7.7.2 Preprocessing and { ... } delimiters

SWIG always runs the preprocessor on text appearing inside { ... }. However, sometimes it is desirable to make a preprocessor directive pass through to the output file. For example:

%extend Foo {
   void bar() {
      #ifdef DEBUG
       printf("I'm in bar\n");
      #endif
   }
}

By default, SWIG will interpret the #ifdef DEBUG statement. However, if you really wanted that code to actually go into the wrapper file, prefix the preprocessor directives with % like this:

%extend Foo {
   void bar() {
      %#ifdef DEBUG
       printf("I'm in bar\n");
      %#endif
   }
}

SWIG will strip the extra % and leave the preprocessor directive in the code.

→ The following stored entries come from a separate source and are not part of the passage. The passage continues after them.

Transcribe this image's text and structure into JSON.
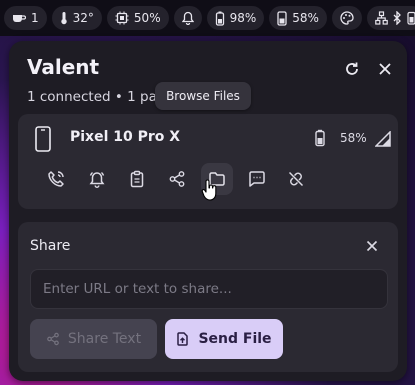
{
  "topbar": {
    "workspace_count": "1",
    "temperature": "32°",
    "cpu": "50%",
    "phone_battery": "98%",
    "battery": "58%"
  },
  "panel": {
    "title": "Valent",
    "subtitle": "1 connected • 1 paired"
  },
  "device": {
    "name": "Pixel 10 Pro X",
    "battery": "58%",
    "tooltip": "Browse Files"
  },
  "share": {
    "title": "Share",
    "placeholder": "Enter URL or text to share...",
    "share_text_label": "Share Text",
    "send_file_label": "Send File"
  },
  "colors": {
    "panel_bg": "#1e1c24",
    "card_bg": "#2b2932",
    "accent": "#d9cdf7"
  }
}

7.8 Preprocessor and Typemaps

Typemaps support a special attribute called noblock where the { ... } delimiters can be used, but the delimiters are not actually generated into the code. The effect is then similar to using "" or %{ %} delimiters but the code is run through the preprocessor. For example:

#define SWIG_macro(CAST) (CAST)$input
%typemap(in) Int {$1= SWIG_macro(int);}

might generate

  {
    arg1=(int)jarg1;
  }

whereas

#define SWIG_macro(CAST) (CAST)$input
%typemap(in,noblock=1) Int {$1= SWIG_macro(int);}

might generate

  arg1=(int)jarg1;

and

#define SWIG_macro(CAST) (CAST)$input
%typemap(in) Int %{$1=SWIG_macro(int);%}

would generate

  arg1=SWIG_macro(int);

7.9 Viewing preprocessor output

Like many compilers, SWIG supports a -E command line option to display the output from the preprocessor. When the -E switch is used, SWIG will not generate any wrappers. Instead the results after the preprocessor has run are displayed. This might be useful as an aid to debugging and viewing the results of macro expansions.

7.10 The #error and #warning directives

SWIG supports the commonly used #warning and #error preprocessor directives. The #warning directive will cause SWIG to issue a warning then continue processing. The #error directive will cause SWIG to exit with a fatal error. Example usage:

#error "This is a fatal error message"
#warning "This is a warning message"

The #error behaviour can be made to work like #warning if the -cpperraswarn commandline option is used. Alternatively, the #pragma directive can be used to the same effect, for example:

  /* Modified behaviour: #error does not cause SWIG to exit with error */
  #pragma SWIG cpperraswarn=1
  /* Normal behaviour: #error does cause SWIG to exit with error */
  #pragma SWIG cpperraswarn=0